Trump announced a three-day Russia-Ukraine ceasefire from May 9 through May 11, including a prisoner exchange of 1,000 prisoners from each side, a development that helped lift risk sentiment. The S&P 500 traded near its 52-week high of $736.13, up 1.5% for the week and 7.6% year to date. The article also highlighted macro cross-currents: BofA sees April CPI up 0.5% m/m and 3.7% y/y, while payroll estimates range from 75,000 to 80,000 and Morgan Stanley expects the Fed to hold rates until early 2027.

Analysis

The near-term market setup is less about the ceasefire itself than the regime shift it signals for risk premia: any credible de-escalation in Eastern Europe eases the probability of an energy spike, narrows input-cost dispersion, and gives cyclicals/transport a cleaner earnings path into Q2. The second-order effect is that lower headline volatility reduces the urgency for defensive positioning, which can extend the recent low-vol/high-beta leadership even if the macro data stay mediocre.
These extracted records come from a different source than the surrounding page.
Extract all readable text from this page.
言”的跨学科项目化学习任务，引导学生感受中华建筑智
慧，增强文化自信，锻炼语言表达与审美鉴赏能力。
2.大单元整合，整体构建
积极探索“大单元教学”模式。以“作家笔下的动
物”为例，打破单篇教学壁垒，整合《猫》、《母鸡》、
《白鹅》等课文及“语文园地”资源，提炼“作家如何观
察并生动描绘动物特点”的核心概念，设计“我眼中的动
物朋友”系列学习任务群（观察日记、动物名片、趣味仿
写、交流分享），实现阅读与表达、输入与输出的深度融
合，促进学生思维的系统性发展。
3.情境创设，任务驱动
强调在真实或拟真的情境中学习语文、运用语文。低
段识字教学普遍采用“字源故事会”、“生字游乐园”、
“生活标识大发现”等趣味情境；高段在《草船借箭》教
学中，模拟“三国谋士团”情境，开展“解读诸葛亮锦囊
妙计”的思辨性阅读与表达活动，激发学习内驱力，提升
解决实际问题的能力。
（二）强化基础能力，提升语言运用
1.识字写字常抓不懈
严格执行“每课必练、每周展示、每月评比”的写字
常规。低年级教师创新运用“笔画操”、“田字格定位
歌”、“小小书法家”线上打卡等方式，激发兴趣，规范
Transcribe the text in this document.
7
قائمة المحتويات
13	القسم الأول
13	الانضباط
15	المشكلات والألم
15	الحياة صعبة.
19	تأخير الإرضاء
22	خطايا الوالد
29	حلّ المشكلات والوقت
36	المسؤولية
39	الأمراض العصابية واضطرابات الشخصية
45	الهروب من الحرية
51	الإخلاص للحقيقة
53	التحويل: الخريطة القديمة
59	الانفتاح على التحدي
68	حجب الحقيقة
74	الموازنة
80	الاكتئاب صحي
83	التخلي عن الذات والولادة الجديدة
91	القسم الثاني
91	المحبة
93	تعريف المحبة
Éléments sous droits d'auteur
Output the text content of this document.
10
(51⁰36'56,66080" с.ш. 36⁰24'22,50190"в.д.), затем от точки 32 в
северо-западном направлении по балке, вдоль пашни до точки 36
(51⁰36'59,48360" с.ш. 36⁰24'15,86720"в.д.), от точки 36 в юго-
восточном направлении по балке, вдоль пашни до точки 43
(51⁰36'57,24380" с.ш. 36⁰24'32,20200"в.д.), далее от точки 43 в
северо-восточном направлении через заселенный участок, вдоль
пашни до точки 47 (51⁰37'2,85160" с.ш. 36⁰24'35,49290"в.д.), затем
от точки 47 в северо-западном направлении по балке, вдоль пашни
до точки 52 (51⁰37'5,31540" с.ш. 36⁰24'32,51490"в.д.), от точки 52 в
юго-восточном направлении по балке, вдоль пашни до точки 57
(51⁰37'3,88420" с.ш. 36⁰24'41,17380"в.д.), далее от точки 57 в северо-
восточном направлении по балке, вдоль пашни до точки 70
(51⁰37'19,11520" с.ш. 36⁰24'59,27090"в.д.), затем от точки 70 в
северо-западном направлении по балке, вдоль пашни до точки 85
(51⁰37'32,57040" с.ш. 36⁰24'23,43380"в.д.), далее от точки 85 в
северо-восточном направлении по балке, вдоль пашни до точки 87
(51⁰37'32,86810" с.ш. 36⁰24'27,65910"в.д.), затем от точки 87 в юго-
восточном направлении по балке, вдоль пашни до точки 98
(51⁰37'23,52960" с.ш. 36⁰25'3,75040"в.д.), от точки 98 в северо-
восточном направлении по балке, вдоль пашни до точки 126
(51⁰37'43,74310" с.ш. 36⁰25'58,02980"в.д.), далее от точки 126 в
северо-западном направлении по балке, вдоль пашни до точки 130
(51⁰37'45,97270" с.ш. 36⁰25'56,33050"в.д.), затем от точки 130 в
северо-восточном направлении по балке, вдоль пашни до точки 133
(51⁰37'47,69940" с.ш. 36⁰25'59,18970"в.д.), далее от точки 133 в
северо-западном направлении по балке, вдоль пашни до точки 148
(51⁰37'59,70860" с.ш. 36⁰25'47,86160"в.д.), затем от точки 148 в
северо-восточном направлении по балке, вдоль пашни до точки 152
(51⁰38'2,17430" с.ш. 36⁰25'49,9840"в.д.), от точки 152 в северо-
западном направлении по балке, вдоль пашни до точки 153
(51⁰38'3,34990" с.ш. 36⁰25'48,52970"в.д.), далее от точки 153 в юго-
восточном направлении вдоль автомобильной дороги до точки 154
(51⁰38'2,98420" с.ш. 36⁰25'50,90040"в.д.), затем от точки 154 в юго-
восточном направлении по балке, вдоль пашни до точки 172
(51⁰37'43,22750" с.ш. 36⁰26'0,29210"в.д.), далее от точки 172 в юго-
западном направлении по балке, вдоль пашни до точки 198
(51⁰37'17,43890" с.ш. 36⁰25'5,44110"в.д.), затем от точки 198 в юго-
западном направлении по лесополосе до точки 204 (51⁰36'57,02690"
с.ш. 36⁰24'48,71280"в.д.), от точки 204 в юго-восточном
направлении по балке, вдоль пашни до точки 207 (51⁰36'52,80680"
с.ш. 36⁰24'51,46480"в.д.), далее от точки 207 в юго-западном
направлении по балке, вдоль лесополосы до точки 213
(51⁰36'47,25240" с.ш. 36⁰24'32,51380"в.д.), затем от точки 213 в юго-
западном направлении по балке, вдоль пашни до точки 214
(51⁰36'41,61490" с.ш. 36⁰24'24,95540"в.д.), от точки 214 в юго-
For the banks, the key nuance is that a softer labor print plus sticky energy-driven inflation is a bad combination for rate expectations: it points to weaker loan growth and higher provision risk without delivering the dovish pivot that duration-sensitive financials want. BAC looks relatively better positioned than GS and MS because it has more exposure to spread income and less to capital-markets beta; GS is most exposed to any pause in deal/issuance momentum, while MS is more vulnerable if the rates backdrop stays restrictive and wealth flows normalize. The market is likely underpricing the duration of inflation persistence if oil remains elevated into the CPI read, because that can keep real rates tight even if growth softens. That matters for the broad tape: if payrolls undershoot and CPI re-accelerates, the next leg is not necessarily a clean “bad news is good news” rally; it can instead become an earnings multiple headwind for long-duration growth and a margin squeeze for industrials and consumer discretionary. The contrarian angle is that the ceasefire headline may be a tactical relief rally catalyst, but not a durable de-risking event unless it translates into a sustained energy-risk premium collapse. The most attractive trade here is to fade the most rates-sensitive financials into a hawkish macro mix while staying tactically long domestic beneficiaries of lower geopolitical volatility. In other words, the signal is improving risk appetite, but the macro data still argue for selective exposure rather than outright beta chasing.